I’ve been thinking a lot about growth and repair recently. Partly as I recently fell out of a tree and broke my wrist and am now at the start of the rehab and partly as I am talking to a number of teams and organisations whose primary feeling is exhaustion.
Lots of businesses are planning how they come out from the major restrictions of the pandemic and thinking about what lessons they have learned: What is going to change for good and what might return to what once was? There are opportunities to be seized, lost ground to make up as well as changes, evolutions and repairs to be made. As always, it will be the people who make all of this happen. Good teams with leadership will thrive whilst the remainder will tread water, muddle on and occasionally break.
Even as we plan this phase change and look to redouble competitive energy and a drive for success, counter-intuitively the most successful are likely to be thinking at least as much about the quality of their rest and recovery as they are about revving up.
The best teams and the most successful performers know you can’t maintain peak performance for long periods, you have to be able to peak when it matters and doing that means there must be a natural cycle of varying intensity and recovery. Businesses and organizations generally are not like this and try to run flat out at 7,000rpm all the time. There are no gears. Leaders too often are the culprits for this culture. They are often the most immune to fatigue and frequently have a misplaced view of the team’s morale, energy and enthusiasm. The military talks about ‘leaders-legs’ – the extra physical energy that being in charge and responsible seems to imbue. Good leaders certainly have a catalytic effect, they are able to summon up more energy and effort than the individual in the team thinks he or she is capable of. But good leaders also know when to back off and when to be strategic about scheduling recovery time so we don’t break and we don’t plateau.
The nature of this pandemic has been almost perfectly designed to induce stress. It has gone on for a very long time – not like most crisis events. The levels of uncertainty about what will happen and when have been continuously high. Combined with a lack of personal agency many of us are left in a rather chronic state of fatigue, further exacerbated by the impacts of social distancing and lockdowns on social networks, which are the single greatest factor in most people’s capacity for resilience.
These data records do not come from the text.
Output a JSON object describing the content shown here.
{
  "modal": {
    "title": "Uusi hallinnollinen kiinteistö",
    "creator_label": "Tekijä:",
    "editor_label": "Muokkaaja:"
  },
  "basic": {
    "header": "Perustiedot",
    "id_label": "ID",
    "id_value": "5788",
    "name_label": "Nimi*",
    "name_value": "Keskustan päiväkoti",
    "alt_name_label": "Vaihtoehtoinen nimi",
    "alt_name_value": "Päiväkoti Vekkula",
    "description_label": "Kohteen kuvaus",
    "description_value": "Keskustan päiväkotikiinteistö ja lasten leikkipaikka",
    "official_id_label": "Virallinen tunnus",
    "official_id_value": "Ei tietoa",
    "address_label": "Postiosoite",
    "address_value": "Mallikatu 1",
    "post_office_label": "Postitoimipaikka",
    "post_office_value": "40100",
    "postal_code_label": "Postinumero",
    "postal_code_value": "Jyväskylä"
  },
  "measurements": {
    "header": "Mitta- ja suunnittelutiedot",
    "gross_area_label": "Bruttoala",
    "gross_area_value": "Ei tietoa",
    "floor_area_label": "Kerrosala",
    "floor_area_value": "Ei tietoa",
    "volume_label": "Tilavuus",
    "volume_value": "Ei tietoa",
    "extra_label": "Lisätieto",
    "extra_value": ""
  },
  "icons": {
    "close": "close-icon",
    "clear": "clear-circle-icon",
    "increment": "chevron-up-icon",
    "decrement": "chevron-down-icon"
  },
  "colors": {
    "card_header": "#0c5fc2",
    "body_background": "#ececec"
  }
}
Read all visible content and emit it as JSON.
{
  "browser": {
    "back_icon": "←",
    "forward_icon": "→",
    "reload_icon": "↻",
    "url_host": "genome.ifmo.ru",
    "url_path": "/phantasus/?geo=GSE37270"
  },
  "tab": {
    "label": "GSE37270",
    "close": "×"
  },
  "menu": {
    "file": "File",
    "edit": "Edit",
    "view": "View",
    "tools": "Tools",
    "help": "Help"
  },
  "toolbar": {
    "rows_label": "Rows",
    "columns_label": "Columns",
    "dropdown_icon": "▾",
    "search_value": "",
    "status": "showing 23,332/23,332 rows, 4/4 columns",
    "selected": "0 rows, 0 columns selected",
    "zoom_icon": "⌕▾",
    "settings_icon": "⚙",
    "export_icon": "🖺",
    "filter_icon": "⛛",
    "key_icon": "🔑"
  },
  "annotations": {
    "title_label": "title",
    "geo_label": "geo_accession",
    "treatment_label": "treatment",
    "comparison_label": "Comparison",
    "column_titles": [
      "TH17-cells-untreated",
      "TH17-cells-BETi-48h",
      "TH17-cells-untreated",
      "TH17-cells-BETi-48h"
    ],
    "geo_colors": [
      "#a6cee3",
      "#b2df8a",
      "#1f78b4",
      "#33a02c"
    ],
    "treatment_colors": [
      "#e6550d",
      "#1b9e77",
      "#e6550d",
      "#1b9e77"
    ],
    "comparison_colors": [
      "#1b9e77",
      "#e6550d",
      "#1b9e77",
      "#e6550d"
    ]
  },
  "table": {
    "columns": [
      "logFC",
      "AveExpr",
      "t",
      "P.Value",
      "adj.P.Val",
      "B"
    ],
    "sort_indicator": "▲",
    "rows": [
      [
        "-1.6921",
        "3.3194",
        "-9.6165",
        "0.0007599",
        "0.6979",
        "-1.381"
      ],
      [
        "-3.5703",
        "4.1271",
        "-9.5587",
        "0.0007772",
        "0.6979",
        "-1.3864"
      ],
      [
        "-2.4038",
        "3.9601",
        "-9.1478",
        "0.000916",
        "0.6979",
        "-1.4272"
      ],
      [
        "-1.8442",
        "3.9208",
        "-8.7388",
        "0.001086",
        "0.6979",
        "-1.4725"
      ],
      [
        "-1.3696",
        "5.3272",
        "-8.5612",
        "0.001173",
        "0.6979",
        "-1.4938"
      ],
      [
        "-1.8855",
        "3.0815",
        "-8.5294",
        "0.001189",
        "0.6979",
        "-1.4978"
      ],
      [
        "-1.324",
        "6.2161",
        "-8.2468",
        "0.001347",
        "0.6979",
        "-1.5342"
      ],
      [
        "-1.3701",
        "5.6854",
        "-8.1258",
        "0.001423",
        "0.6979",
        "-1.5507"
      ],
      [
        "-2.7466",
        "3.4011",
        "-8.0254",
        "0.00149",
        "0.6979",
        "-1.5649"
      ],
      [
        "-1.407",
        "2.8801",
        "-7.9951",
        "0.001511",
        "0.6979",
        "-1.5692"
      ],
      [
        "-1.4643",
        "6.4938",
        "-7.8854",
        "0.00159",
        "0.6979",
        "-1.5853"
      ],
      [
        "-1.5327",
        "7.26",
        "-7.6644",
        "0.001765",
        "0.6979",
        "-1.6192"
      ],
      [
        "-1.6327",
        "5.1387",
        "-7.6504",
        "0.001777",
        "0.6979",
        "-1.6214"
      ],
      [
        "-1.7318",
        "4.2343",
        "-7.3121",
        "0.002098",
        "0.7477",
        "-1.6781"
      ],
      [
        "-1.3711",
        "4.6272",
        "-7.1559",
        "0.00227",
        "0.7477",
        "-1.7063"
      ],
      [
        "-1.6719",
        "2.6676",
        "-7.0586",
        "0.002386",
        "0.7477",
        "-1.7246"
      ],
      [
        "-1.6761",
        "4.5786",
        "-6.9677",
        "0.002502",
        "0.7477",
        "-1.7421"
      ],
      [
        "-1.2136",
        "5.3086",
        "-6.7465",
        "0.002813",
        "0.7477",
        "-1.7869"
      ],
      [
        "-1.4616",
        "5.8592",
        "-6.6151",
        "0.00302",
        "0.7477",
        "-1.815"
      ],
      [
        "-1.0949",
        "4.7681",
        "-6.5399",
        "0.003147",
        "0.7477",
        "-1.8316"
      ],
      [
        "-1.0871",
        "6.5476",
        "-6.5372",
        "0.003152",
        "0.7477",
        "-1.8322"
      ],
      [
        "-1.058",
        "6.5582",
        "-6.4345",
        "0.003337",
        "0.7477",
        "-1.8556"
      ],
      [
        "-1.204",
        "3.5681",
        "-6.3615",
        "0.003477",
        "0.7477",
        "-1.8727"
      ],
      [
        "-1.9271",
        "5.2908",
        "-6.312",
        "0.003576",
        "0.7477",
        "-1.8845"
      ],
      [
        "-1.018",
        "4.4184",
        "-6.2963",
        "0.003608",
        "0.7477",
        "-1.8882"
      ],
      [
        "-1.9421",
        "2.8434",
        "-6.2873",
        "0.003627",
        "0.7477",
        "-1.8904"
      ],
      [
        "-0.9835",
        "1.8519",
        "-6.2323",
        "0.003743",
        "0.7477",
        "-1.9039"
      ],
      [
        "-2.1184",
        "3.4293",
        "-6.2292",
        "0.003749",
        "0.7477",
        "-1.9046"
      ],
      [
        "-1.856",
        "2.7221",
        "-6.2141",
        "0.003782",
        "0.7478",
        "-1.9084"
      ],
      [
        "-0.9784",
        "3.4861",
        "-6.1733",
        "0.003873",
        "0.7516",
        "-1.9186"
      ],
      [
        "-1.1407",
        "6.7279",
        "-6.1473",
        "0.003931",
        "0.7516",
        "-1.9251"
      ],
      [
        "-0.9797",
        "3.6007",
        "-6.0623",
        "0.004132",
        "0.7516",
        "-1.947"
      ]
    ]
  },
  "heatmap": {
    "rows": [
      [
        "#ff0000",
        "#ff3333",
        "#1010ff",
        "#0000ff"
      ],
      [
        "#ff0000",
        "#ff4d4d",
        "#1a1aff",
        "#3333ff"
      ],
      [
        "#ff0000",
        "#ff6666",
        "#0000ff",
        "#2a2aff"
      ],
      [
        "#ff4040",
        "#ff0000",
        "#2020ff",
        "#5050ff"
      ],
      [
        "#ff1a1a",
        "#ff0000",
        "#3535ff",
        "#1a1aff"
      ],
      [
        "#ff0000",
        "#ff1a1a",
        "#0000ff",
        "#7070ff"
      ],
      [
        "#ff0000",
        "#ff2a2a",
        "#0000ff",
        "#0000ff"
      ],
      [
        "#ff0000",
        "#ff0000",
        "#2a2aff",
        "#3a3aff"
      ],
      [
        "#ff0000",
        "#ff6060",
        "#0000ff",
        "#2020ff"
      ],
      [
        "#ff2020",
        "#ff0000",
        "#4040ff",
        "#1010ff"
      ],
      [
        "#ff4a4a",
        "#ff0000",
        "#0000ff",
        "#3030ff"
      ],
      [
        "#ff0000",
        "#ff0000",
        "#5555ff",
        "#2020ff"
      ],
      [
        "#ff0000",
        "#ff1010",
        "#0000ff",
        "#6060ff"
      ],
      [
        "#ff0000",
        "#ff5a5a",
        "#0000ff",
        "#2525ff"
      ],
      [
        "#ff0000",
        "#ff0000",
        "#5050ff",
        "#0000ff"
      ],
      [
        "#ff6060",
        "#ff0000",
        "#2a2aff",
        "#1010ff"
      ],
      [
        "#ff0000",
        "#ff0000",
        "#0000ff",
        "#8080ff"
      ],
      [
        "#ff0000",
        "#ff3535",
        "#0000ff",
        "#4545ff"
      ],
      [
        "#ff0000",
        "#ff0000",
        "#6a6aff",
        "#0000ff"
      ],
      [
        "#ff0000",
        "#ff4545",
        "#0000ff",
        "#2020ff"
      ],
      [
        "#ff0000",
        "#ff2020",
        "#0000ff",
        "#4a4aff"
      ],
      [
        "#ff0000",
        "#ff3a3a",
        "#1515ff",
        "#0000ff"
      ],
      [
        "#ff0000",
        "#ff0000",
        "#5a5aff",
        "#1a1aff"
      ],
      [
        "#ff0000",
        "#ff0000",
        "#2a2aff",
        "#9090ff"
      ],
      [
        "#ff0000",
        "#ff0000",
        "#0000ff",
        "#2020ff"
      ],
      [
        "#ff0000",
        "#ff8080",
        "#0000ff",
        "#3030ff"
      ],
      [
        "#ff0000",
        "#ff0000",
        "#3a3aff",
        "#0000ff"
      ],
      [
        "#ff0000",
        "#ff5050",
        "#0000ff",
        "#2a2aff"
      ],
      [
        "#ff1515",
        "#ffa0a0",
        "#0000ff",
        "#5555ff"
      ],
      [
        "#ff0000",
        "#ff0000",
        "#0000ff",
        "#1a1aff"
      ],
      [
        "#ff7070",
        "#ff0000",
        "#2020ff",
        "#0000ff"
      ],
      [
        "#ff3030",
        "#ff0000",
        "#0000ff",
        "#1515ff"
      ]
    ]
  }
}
How quickly we recover from this as individuals and teams depends on a host of factors amongst the most important of these will be leadership and the capacity to recognize when to push and when to back off. Energy, enthusiasm and morale need time to repair and recover, it can be frustrating as it looks like not much is happening; but in the same way that slowly and invisibly to me, the broken bones in my wrist are knitting back together, so too the inner fabric of what lets us perform at our best recovers when left well alone for long enough. Many things work better for being occasionally turned off and back on again – including human beings.